Цыбульский, почуяв, что доживает последние мгновения жизни, завыл тонко по-звериному, прижал к животу колено здоровой ноги. Закрыл голову руками. Зураб встал над своей жертвой, раздвинул ноги в стороны, будто собрался рубить суковатое полено, а не человека. Он занес топор над головой. Лезвие сверкнуло в воздухе. Крик Цыбульского оборвался на высокой ноте.
…Без четверти десять Колчин увидел, что водитель фургона, на котором приехал Зураб, вылез из кабины. Это был высокий кавказец выхоленный, с напомаженными волосами, одетый в серый дорогой пиджак и темные брюки. Колчин успел сделать несколько фотографий водителя перед тем, как тот скрылся за дверью гуманитарной миссии. Через четверть часа водитель и Зураб, распахнув настежь обе створки входной двери, выволокли из приюта огромную коробку, в которой, судя по маркировке, находился проекционный телевизор японского производства. С лестницы спускались медленно, осторожно ставили ноги на нижние ступеньки, держа коробку снизу. От натуги лица Зураба и его водителя сделались красными. Опустив груз на тротуар, водитель открыл задние дверцы, коробку снова подхватили снизу, задвинули в грузовой отсек фургона. Водитель и хозяин залезли в кабину, фургон сорвался с места, исчез из виду. Колчин набрал номер Цыбульского, но никто не взял трубку. Тогда Колчин соединился с Буряком, доложил о том, что Зураб только что уехал. – Я торчу на прежнем месте, – ответил Буряк. – Возможно, Цыбульский еще появится. Подожду.

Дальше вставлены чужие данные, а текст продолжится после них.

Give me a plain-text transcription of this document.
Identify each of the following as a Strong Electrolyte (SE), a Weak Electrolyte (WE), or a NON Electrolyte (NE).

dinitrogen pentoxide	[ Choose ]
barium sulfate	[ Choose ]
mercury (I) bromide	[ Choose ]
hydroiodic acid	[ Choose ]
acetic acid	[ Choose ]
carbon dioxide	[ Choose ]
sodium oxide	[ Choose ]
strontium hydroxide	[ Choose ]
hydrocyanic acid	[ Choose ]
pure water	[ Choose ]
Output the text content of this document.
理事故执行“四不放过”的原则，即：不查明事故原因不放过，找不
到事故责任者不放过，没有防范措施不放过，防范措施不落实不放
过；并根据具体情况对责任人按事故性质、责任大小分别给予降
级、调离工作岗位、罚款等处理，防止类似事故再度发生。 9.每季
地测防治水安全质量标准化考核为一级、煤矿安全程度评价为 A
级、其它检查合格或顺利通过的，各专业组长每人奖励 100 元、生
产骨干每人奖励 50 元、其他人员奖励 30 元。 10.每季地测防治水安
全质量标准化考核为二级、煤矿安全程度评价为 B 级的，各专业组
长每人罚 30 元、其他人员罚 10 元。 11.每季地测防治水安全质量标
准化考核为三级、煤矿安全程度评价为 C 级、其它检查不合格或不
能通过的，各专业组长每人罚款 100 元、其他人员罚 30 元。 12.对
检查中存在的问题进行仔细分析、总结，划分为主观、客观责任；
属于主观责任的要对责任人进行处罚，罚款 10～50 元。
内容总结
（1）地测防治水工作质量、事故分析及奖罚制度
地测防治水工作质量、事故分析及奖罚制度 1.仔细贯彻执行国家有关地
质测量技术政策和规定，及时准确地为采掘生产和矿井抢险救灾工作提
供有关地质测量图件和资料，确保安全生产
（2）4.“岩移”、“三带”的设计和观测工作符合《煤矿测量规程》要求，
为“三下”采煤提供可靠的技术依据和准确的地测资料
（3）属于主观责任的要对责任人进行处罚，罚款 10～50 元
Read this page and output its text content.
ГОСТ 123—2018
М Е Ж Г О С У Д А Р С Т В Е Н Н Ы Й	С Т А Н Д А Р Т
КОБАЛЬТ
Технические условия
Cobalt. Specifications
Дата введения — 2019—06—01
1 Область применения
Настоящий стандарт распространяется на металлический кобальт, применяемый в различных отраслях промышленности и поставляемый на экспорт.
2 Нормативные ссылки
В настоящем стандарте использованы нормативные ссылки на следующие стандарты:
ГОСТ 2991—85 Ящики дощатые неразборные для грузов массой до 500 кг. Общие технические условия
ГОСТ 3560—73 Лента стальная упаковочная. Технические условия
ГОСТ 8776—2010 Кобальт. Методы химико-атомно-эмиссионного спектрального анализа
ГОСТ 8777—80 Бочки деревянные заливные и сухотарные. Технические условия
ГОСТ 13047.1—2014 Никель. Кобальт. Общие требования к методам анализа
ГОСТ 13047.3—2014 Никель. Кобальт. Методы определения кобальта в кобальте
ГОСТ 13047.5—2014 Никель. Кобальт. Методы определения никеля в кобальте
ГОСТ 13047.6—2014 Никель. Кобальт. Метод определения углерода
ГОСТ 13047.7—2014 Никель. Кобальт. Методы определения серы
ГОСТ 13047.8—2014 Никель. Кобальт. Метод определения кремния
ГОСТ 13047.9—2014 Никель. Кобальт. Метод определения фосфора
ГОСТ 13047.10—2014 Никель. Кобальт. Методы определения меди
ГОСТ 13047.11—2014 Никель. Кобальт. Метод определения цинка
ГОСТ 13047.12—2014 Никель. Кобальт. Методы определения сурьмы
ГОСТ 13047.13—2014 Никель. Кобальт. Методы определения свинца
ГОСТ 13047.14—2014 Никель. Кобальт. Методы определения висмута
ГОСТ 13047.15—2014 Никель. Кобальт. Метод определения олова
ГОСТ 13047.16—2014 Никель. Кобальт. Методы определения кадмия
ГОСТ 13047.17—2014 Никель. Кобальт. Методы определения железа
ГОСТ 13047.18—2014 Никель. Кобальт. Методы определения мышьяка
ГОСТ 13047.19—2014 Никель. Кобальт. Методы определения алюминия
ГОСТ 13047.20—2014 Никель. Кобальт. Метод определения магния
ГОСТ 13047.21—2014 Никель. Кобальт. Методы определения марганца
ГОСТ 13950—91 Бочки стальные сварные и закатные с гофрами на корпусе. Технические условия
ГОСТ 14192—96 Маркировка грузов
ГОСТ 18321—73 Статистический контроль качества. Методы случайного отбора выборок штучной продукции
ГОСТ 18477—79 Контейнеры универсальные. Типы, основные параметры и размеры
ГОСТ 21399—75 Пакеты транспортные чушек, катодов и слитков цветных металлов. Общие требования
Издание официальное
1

Колчин выкурил сигарету, набрал номер управляющего и услышал длинные гудки. Отсюда, с улицы, нельзя понять, находится ли Цыбульский на рабочем месте, окна его кабинета выходят во внутренний дворик, тесный и узкий, как школьный пенал. Тогда Колчин вытащил пистолет, передернул затвор и взвел курок. Он привстал с сиденья, сунул пистолет под ремень. Натянул тонкие лайковые перчатки, открыл боковую дверцу и выпрыгнул на тротуар. Он не имел права покидать «Шевроле» без приказа Буряка. Но для себя решил, что приказы на то и существуют, чтобы время от времени им не подчиняться. Нужно хотя бы попытаться войти в «Приют» под каким-то надуманным предлогом, узнать, что там происходит или уже произошло. Колчин перешел улицу наискосок, поднялся вверх по ступенькам. Он не стал терзать электрический звонок, просто потянул на себя дверь, которая осталась не запертой. Возле двери за столом охранника никого. Колчин остановился, осмотрелся по сторонам. Верхний свет горит, лестница, ведущая на второй этаж, ярко освещена.
– Эй, есть тут кто-нибудь? – крикнул Колчин.
Тишина. Ни ответа, ни привета.
– Курьер принес билеты на завтрашний поезд. Эй, отзовитесь. Слышите меня? Вы заказывали билеты до Познани?
Колчин подошел к лестнице, шагая через ступеньку, поднялся на второй этаж. Кабинет Цыбульского в середине левого коридора. Колчин дошел до двери, толкнул ее ногой, сам отступил назад, вытащил из-за пояса пистолет, выключил предохранитель. Он шагнул к распахнутой двери, пригнулся, заглянул в кабинет. – Черт возьми, – прошептал Колчин. Он убрал пистолет, зашел в кабинет, бегло осмотрелся. Господи, столько крови увидишь разве что на мясокомбинате в конце рабочей смены.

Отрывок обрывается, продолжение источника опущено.